Book in the news… the inside story of Spain’s tumultuous crisis
After the Fall Crisis, Recovery and the Making of a New SpainA book that goes beyond politics to offer a deeply sympathetic portrayal of a country.
Weidenfeld & Nicolson, £20
When Spain joined the European single-currency zone in 1999, the country's property market went "gaga", says Gerard DeGroot in The Times. Mortgages were "handed out like sweeties",nearly six million properties were built over the next decade, and a quarter of Spain's male workforce ended up employed in the construction industry.
So when the property bubble burst, "the shockwaves of economic collapse were felt in every corner of society". After the Fall by Tobias Buck, a journalist with the Financial Times, examines both the "fat-cat bankers who led their country astray" and the "ordinary people who paid dearly for inane economic management".

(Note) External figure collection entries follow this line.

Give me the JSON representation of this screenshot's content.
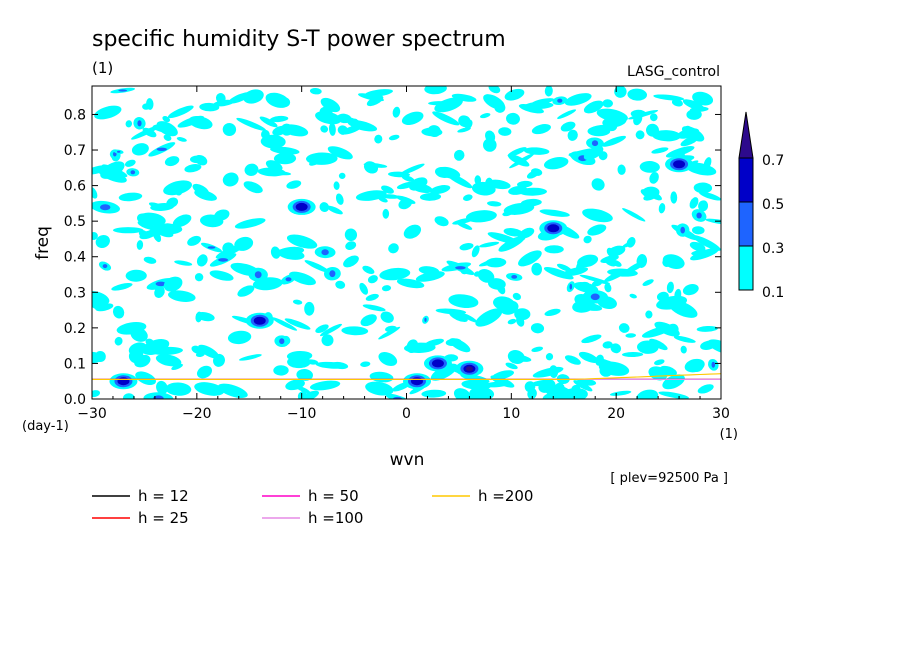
{
  "chart_data": {
    "type": "heatmap",
    "title": "specific humidity S-T power spectrum",
    "subtitle_units": "(1)",
    "label_right": "LASG_control",
    "xlabel": "wvn",
    "ylabel": "freq",
    "x_unit": "(1)",
    "y_unit": "(day-1)",
    "level_note": "[ plev=92500 Pa ]",
    "xlim": [
      -30,
      30
    ],
    "ylim": [
      0,
      0.88
    ],
    "x_ticks": [
      -30,
      -20,
      -10,
      0,
      10,
      20,
      30
    ],
    "y_ticks": [
      0.0,
      0.1,
      0.2,
      0.3,
      0.4,
      0.5,
      0.6,
      0.7,
      0.8
    ],
    "contour_levels": [
      0.1,
      0.3,
      0.5,
      0.7
    ],
    "colorbar_labels": [
      "0.1",
      "0.3",
      "0.5",
      "0.7"
    ],
    "contour_colors": [
      "#00ffff",
      "#1e64ff",
      "#0000c8",
      "#2d0a8c"
    ],
    "curves": [
      {
        "name": "h = 12",
        "h": 12,
        "color": "#000000"
      },
      {
        "name": "h = 25",
        "h": 25,
        "color": "#ff0000"
      },
      {
        "name": "h = 50",
        "h": 50,
        "color": "#ff00c8"
      },
      {
        "name": "h =100",
        "h": 100,
        "color": "#e68ce6"
      },
      {
        "name": "h =200",
        "h": 200,
        "color": "#ffc800"
      }
    ],
    "notable_peaks": [
      {
        "x": 6,
        "y": 0.085,
        "value": 0.7
      },
      {
        "x": 3,
        "y": 0.1,
        "value": 0.5
      },
      {
        "x": 1,
        "y": 0.05,
        "value": 0.5
      },
      {
        "x": 26,
        "y": 0.66,
        "value": 0.5
      },
      {
        "x": -14,
        "y": 0.22,
        "value": 0.5
      },
      {
        "x": -10,
        "y": 0.54,
        "value": 0.5
      },
      {
        "x": 14,
        "y": 0.48,
        "value": 0.5
      },
      {
        "x": -27,
        "y": 0.05,
        "value": 0.5
      }
    ]
  }
}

The book "captures the chaos of Spain's turbulent recent history with aplomb", says Oliver Balch in the Financial Times. An Anglo-German with a Spanish partner, Buck "is enough of an outsider to stand on the sidelines and look in, yet close enough to gain an inside track".
He is also willing to dig deep into the story, journeying into Catalonia's rural villages "to unpick the causes of secessionist sentiment", for example. The book's real strength, however, is its "charting of the political ramifications of Spain's crisis", which have "been as tumultuous as the economy has been flat".The central villain in this "elegant and insightful" book is Mariano Rajoy, Spain's prime minister between 2011 and 2018, says Matthew Campbell in The Sunday Times.
In Buck's view, the "uncompromising, uncharismatic ex-property notary from Galicia" may have succeeded in taming the economic fallout from the crisis, but he failed to inspire the Spanish people, and unintentionally fanned "separatist flames" in Catalonia. Buck sees the present ongoing crisis as part of a "continuing struggle in the story of modern Spain between the old and new, right and left, reaction and reform, the religious and secular, tradition and modernity".
But his book goes beyond politics to offer a "deeply sympathetic portrayal" of a country "whose people love nothing more than to gather at dusk for a chat in the plaza". For all the turmoil, "Spain is a country that gets under your skin".